The Pitt Meadows thrower competed in her favourite event, the discus, and also in shot put last Saturday at the B.C. High School Track and Field Championships in Langley. It was the ultimate meet in her high school athletic career – one that has seen her win an impressive scholarship.
But Friday night was the Pitt Meadows prom and dry grad, marking the culmination of 12 years of school, a right of passage, and one of the biggest nights of her life.
She didn’t want to miss out or get short changed on either score.
So she celebrated with her classmates until five in the morning, got three hours sleep, and had one eye closed as the car crossed the Golden Ears Bridge for the big meet.
“I was so out of it,” she laughs. “But I was able to focus and take first.”
The dominant Moriconi won the discus easily – her throw of 43.31m was more than three meters ahead of the silver medallist. She also took gold in the shot put, with a throw of 12.24m.
The discus throw wasn’t a personal best – last year Moriconi threw 44.24m at the Legion track meet, which is essentially the high school nationals. But it got the job done, and considering the circumstances, it was phenomenal.
Her athletic prowess, combined with a report card that should come out with lots of As and Bs, got Moriconi numerous offers from colleges and universities.
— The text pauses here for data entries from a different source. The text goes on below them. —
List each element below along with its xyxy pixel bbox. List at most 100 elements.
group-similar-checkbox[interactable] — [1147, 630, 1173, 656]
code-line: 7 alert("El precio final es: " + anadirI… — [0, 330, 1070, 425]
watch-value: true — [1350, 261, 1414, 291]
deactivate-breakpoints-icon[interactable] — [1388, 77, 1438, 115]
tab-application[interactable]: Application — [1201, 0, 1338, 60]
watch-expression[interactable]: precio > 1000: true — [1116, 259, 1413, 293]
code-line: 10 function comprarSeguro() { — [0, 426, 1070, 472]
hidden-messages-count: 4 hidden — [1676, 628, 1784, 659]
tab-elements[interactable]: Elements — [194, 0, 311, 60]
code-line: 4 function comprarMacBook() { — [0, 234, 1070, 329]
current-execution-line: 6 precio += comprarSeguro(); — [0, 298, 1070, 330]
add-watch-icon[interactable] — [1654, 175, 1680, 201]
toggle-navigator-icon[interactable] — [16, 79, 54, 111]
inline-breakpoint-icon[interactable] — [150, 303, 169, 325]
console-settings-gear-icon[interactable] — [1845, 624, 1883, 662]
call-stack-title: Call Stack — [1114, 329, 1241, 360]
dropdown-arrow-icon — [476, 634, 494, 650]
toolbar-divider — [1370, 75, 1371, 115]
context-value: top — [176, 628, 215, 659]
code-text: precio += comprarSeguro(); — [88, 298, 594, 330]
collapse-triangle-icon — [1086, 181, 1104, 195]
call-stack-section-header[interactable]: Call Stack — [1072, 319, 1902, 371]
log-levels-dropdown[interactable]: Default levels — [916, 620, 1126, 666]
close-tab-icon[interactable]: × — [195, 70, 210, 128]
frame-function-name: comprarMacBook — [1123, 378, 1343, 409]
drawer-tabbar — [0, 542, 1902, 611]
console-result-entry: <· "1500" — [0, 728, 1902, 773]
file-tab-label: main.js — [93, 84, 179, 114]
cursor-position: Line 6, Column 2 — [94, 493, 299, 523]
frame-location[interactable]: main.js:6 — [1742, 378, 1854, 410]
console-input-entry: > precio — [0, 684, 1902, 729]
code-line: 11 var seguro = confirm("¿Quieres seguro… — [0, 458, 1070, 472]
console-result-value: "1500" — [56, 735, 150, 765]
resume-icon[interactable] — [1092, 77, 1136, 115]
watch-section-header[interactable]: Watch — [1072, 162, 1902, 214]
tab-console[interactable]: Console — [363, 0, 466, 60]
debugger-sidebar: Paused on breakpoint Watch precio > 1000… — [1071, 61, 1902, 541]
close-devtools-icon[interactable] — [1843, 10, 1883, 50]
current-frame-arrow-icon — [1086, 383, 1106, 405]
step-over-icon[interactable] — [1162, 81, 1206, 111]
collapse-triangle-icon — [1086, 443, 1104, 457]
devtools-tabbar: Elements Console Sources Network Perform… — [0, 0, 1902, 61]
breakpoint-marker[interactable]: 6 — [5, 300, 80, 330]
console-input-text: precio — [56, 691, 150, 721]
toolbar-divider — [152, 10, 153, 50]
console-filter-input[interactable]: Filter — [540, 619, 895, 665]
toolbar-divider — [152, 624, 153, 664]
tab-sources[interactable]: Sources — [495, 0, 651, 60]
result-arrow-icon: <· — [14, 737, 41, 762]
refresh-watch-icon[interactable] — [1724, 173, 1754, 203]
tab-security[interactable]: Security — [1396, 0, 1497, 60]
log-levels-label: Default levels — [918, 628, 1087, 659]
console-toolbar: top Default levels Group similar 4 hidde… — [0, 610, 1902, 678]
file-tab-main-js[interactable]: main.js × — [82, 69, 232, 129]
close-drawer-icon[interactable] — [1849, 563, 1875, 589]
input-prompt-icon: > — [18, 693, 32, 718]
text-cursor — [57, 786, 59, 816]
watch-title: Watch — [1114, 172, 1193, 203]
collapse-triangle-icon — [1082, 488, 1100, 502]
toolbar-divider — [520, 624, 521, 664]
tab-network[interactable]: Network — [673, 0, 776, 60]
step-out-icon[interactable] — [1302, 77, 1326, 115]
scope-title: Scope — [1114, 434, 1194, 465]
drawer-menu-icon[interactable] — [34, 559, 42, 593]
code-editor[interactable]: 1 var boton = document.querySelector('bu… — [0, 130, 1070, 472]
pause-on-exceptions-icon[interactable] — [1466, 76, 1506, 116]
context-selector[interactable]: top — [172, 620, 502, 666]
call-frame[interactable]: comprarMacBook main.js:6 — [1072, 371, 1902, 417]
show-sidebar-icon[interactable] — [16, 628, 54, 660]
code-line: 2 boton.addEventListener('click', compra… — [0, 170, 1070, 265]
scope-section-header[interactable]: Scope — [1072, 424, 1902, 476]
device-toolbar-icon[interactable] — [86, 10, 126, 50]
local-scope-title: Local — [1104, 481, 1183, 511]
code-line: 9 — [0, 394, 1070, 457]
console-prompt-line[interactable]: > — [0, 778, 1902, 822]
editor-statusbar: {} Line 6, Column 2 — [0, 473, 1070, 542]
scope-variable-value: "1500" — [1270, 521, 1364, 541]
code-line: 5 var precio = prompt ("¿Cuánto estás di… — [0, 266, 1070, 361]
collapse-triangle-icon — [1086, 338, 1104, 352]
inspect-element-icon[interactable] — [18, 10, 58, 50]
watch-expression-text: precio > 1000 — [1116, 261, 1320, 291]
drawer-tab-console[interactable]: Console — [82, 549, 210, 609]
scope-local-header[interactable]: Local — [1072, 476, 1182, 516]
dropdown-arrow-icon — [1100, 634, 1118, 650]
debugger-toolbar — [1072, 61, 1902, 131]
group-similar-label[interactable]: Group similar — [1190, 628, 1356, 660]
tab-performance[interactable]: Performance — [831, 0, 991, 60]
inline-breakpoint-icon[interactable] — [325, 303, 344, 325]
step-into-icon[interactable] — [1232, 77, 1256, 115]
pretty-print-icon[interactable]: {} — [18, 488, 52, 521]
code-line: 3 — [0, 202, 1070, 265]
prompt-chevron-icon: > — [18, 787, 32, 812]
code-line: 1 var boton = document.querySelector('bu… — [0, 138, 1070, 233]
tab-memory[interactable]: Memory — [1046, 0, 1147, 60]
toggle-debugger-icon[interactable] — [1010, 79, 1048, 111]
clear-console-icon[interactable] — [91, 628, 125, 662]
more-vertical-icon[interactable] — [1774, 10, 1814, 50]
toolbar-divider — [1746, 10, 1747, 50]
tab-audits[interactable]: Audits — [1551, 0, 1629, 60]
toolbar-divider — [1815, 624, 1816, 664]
The decision came down to two U.S. schools, both with track teams in the prestigious NCAA. She visited New Mexico State, which was offering a full ride. But she chose Utah State University in Logan, where she will have to pay for her room and board, because it seemed a better fit.
New Mexico was brutally hot to her. Utah was a more intimate campus, surrounded by mountains, and with a climate that is more like home.
“It’s small, and very safe,” she said.
Moriconi has been looking at the throws by her future teammates with the Aggies, and those of other competitors in the NCAA. She sees freshmen throwing 42m, which she could beat already, and seniors going 56m, which is an incredible feat.
But Moriconi knows improvement can come quickly. She went from throwing 36m to the 40m-range in the space of about a month.
And she is getting stronger through training.
“Up until this year, I didn’t do any real weight training – I just did it,” she said. “The strength has definitely helped.”
Pitt track coach Lance Kraus said Moriconi is a natural, and he too can foresee her making huge strides as she trains and competes with the elite athletes of the NCAA. He thinks her choice of school was a good one, and now a long-term commitment to her art, and learning to train toward a performance peak are ways she will see the discus sailing further.
“She will compete for Canada at some point,” he predicts.
He said Moriconi has set school records that should stand for many years.
“She’s really well respected within our team, and she’s humble and doesn’t put herself above anyone.”
Kraus was the one who encouraged her to try track and field back when she was in Grade 8.
“I starting throwing, and I loved it,” she said. “I love the people I’m surrounded by there, whether it’s training or competing.”
She said throwing coach Bradley Graeme has been a great teacher for her, which is necessary in an event like discus – which she prefers to shotput.
“It’s very technical, and very much about the little things,” she said.
Moriconi will study kinesiology, and is interested in working in physical rehabilitation.